The immediate issues before the Court are presented by the defendants' motions to dismiss. They assert that the complaint fails to state a cause of action; lack of jurisdiction of the subject matter; lack of standing of the plaintiffs to sue; lack of justiciability; lack of an actual case or controversy; and, the absence of irreparable injury. They oppose the motion for designation of the proceedings as a class action.
The Court concludes that the motions to dismiss the complaint should be denied as to Common Cause, John W. Gardner and the designated members of Common Cause; and granted, without prejudice, as to Congressmen Bingham and Gude. Further, the Court concludes that the motion for a class action should be denied as to all except the designated members of Common Cause.

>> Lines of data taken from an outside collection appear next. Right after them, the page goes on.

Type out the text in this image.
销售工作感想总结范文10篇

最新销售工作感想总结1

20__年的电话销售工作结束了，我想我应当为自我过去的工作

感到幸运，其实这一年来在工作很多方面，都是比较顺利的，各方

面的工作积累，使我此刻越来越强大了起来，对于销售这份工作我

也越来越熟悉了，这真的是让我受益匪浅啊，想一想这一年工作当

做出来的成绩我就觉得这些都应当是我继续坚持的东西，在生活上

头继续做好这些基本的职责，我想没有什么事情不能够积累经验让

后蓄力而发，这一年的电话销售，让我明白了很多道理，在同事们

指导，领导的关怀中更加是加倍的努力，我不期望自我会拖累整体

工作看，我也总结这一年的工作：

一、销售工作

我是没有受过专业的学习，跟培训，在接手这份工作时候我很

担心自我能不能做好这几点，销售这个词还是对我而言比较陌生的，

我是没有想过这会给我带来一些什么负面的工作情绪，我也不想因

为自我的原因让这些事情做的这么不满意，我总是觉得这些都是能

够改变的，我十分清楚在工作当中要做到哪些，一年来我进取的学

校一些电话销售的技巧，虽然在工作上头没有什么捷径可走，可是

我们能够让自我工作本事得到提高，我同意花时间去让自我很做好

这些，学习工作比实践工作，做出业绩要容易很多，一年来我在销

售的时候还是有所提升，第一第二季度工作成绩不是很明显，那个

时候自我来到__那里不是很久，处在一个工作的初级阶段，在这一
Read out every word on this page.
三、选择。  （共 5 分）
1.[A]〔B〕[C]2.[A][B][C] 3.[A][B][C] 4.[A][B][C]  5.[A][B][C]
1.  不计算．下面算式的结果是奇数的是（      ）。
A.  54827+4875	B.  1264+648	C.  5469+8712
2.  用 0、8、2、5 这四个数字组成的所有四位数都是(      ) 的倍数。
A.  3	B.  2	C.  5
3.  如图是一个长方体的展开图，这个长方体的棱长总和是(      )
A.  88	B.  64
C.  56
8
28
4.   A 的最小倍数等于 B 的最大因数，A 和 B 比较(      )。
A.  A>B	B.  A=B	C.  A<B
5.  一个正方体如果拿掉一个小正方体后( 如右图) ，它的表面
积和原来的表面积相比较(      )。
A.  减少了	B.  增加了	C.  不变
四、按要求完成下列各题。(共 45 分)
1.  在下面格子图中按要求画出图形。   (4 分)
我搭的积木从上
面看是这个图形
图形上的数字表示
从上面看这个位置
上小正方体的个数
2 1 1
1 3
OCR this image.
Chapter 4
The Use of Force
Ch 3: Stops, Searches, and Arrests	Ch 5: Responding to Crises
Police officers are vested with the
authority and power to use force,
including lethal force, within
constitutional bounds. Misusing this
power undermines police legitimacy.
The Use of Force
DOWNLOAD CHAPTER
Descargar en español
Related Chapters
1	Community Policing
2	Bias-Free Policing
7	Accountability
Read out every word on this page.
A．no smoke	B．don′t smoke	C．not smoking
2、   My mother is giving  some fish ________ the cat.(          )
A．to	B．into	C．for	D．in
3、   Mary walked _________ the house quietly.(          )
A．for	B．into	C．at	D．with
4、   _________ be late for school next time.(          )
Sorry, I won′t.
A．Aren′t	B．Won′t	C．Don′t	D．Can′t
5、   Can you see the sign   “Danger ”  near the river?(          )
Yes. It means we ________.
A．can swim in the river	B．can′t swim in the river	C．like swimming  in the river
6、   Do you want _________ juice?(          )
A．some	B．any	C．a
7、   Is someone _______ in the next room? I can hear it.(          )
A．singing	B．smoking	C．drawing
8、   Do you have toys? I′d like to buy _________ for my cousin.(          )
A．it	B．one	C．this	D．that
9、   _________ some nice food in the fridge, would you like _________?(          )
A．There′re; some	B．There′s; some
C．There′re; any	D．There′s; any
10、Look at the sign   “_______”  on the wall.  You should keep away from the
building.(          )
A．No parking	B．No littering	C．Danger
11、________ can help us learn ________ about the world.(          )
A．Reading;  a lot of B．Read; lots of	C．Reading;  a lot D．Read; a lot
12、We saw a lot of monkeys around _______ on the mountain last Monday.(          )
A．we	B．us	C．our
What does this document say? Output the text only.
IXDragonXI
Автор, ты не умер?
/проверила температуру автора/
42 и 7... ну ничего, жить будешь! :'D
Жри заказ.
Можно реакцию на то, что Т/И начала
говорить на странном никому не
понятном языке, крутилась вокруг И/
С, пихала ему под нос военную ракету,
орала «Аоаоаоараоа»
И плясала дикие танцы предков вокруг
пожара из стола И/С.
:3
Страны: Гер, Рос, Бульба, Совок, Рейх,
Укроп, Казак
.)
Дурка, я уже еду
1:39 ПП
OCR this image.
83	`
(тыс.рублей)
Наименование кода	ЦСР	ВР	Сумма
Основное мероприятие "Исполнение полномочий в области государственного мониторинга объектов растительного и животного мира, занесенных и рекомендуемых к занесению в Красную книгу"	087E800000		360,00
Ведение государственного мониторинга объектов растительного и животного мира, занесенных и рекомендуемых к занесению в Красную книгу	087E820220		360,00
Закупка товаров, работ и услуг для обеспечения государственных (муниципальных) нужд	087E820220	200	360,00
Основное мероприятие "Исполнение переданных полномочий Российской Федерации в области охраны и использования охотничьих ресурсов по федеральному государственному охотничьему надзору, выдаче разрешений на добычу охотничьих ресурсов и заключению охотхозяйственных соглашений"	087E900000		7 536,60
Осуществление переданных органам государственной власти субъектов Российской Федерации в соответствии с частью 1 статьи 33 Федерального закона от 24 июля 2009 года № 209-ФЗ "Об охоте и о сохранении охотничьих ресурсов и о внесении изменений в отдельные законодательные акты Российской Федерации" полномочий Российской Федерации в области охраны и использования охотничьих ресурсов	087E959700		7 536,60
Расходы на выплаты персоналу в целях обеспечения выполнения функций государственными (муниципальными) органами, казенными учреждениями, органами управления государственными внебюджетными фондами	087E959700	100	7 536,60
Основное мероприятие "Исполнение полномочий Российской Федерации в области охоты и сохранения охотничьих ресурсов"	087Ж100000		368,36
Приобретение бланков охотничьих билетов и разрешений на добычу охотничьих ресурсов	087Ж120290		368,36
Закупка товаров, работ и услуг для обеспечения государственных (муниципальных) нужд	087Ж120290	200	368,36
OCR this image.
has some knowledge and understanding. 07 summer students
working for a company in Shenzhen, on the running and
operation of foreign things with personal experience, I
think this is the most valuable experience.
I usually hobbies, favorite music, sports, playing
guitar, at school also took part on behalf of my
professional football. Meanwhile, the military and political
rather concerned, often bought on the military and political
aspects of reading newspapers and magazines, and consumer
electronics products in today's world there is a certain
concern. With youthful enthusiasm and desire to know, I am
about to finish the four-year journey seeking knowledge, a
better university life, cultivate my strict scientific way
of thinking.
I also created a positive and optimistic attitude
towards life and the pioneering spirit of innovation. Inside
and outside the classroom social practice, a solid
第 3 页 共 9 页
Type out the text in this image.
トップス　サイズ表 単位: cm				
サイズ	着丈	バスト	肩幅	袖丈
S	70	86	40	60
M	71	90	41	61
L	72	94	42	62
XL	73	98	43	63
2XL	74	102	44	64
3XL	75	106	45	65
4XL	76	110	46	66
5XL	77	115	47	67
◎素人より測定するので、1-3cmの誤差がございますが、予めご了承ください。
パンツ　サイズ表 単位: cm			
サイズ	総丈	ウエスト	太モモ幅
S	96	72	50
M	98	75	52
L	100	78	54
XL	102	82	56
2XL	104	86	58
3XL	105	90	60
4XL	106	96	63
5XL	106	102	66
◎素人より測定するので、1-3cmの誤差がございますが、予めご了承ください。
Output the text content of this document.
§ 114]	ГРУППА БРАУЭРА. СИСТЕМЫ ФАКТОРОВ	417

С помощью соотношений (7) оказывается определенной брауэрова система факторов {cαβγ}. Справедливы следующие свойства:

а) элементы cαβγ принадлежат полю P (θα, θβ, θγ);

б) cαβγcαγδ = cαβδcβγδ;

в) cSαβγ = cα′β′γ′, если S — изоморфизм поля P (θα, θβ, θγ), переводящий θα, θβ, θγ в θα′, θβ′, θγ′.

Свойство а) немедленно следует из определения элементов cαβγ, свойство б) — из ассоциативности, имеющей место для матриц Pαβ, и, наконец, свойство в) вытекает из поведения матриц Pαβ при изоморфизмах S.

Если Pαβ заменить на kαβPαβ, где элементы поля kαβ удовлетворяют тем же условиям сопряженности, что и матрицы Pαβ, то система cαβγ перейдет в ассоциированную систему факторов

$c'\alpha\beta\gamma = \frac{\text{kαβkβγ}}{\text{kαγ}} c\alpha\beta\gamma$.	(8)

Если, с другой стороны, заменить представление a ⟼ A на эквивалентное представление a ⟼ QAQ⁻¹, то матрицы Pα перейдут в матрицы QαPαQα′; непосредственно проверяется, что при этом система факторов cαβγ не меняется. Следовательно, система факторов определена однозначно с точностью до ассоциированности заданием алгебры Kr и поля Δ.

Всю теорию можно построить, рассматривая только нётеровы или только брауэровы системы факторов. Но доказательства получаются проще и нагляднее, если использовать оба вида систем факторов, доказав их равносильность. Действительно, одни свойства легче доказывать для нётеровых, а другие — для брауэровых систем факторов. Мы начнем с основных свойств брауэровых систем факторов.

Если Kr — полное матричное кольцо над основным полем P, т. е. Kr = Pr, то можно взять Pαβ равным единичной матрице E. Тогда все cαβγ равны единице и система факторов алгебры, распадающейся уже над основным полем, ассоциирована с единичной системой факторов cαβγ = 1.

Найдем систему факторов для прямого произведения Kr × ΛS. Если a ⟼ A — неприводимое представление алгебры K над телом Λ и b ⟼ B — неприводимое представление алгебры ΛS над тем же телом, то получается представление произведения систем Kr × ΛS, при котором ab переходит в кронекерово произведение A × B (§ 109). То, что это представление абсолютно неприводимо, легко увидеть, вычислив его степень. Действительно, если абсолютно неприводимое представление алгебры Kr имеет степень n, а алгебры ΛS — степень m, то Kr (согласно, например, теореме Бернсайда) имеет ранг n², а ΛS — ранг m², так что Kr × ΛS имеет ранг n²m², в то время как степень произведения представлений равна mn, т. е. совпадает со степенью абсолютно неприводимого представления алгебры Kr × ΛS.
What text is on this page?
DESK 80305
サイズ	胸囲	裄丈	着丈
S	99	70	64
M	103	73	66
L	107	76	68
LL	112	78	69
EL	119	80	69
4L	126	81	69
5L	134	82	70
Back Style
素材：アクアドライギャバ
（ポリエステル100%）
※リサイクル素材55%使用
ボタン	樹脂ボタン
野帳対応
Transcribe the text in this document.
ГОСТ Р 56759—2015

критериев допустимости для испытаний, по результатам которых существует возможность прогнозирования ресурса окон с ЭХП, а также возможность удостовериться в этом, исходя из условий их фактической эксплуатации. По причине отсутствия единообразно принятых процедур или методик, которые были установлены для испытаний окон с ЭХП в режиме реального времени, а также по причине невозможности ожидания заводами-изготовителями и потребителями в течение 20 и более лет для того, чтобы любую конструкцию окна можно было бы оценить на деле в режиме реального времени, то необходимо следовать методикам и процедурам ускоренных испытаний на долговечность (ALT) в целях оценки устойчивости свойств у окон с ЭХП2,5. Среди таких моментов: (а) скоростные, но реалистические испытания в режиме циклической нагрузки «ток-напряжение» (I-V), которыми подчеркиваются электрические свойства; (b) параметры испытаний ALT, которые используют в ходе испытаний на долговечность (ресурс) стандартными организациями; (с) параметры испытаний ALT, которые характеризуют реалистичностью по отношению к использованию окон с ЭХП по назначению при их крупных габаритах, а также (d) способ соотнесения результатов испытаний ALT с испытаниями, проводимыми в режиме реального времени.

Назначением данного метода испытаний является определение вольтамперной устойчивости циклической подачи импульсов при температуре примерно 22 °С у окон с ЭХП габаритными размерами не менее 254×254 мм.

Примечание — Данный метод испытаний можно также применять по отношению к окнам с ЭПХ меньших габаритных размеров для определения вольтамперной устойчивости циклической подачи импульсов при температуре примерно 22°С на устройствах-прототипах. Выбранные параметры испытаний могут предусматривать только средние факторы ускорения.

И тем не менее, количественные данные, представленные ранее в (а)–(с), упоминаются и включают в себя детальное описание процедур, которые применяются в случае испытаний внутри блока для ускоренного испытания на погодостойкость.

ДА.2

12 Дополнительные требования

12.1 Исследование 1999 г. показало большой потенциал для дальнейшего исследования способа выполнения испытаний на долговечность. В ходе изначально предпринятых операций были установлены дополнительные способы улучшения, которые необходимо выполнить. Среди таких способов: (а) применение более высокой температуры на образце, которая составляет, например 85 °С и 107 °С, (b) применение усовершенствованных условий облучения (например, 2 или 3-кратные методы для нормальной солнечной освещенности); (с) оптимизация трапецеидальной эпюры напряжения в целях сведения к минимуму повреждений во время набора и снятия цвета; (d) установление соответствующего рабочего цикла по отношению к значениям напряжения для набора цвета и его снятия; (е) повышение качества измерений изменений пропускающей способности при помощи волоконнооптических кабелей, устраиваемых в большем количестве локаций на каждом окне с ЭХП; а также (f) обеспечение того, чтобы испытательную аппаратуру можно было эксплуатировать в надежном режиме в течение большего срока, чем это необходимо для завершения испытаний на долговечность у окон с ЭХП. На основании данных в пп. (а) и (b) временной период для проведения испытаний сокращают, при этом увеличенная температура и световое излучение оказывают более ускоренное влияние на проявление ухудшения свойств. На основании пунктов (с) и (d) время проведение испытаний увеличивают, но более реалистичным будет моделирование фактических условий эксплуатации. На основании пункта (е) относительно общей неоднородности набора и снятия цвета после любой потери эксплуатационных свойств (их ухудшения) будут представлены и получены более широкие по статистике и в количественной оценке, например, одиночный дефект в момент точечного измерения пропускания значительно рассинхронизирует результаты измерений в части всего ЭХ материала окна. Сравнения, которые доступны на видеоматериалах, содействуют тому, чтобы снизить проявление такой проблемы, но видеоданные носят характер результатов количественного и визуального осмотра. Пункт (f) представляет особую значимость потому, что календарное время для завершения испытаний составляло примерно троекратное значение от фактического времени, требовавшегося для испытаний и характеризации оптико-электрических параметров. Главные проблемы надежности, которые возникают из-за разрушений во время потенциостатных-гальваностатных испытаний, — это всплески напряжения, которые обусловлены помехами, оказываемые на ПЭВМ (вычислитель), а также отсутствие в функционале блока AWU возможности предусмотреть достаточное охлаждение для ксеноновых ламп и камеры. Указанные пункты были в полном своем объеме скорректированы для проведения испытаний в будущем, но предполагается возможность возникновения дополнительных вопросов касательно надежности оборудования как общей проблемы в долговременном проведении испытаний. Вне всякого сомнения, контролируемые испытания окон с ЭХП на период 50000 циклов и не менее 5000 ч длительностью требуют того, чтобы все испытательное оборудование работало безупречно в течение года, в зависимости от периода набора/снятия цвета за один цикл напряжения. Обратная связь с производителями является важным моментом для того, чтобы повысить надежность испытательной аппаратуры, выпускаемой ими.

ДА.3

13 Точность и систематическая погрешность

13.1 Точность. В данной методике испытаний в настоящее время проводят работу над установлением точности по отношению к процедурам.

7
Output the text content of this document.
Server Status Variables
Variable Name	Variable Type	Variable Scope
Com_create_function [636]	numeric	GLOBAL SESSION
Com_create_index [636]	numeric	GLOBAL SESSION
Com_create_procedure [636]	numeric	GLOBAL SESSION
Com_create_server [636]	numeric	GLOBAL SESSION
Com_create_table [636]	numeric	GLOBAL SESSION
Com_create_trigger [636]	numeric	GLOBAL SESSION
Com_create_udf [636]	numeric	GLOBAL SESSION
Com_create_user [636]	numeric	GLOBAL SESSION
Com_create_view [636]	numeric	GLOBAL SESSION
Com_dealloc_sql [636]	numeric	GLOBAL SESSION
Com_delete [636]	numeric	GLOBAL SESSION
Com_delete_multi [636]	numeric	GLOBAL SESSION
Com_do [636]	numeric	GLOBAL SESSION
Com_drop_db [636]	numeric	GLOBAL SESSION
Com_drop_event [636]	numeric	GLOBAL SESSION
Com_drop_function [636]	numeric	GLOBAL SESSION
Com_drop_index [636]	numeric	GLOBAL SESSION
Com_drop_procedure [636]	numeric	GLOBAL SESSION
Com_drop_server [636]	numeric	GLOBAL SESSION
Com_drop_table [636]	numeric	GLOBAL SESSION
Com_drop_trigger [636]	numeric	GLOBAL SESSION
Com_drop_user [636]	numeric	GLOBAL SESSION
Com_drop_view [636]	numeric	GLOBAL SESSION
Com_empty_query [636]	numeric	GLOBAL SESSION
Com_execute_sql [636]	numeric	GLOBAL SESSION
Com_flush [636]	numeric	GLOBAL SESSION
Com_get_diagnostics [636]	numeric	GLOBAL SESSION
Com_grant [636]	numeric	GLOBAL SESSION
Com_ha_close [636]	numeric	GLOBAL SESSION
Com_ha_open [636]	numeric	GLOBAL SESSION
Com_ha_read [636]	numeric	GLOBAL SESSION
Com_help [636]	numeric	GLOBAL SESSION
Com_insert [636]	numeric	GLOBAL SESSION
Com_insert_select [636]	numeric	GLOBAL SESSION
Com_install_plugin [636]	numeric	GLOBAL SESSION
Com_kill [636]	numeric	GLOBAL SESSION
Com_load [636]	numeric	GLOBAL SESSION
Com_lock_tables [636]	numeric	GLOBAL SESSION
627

This Court has jurisdiction to consider such equitable actions as this
pursuant to former Section 521 of Title 11 of the District of Columbia Code, 1967 Edition. That Code provision gives general equity jurisdiction and venue to this Court where either party is resident or found within the District of Columbia.
The assertion of the Republican National Committee that jurisdiction is lacking because of a failure to state a cause of action is misplaced. "Whether the complaint states a cause of action on which relief could be granted * * * must be decided after and not before the court has assumed jurisdiction over the controversy. * * *" Bell et al. v. Hood et al., 327 U.S. 678, 682, 683, 66 S. Ct. 773, 776, 90 L. Ed. 939 (1946). Exceptions to that rule -- when the claim is wholly insubstantial and frivolous or is clearly immaterial and made solely for the purpose of obtaining jurisdiction -- are questionably jurisdictional and, in any event, inapplicable here.
And although the jurisdiction conferred by the District of Columbia Code makes it unnecessary to rely on 28 U.S.C. § 1331(a), it is clear that the underlying economic basis of the complaint -- contributions in excess of $5,000 per person and expenditures in excess of $3,000,000 -- far exceeds the $10,000 necessary to satisfy the jurisdictional requirement of the federal statute.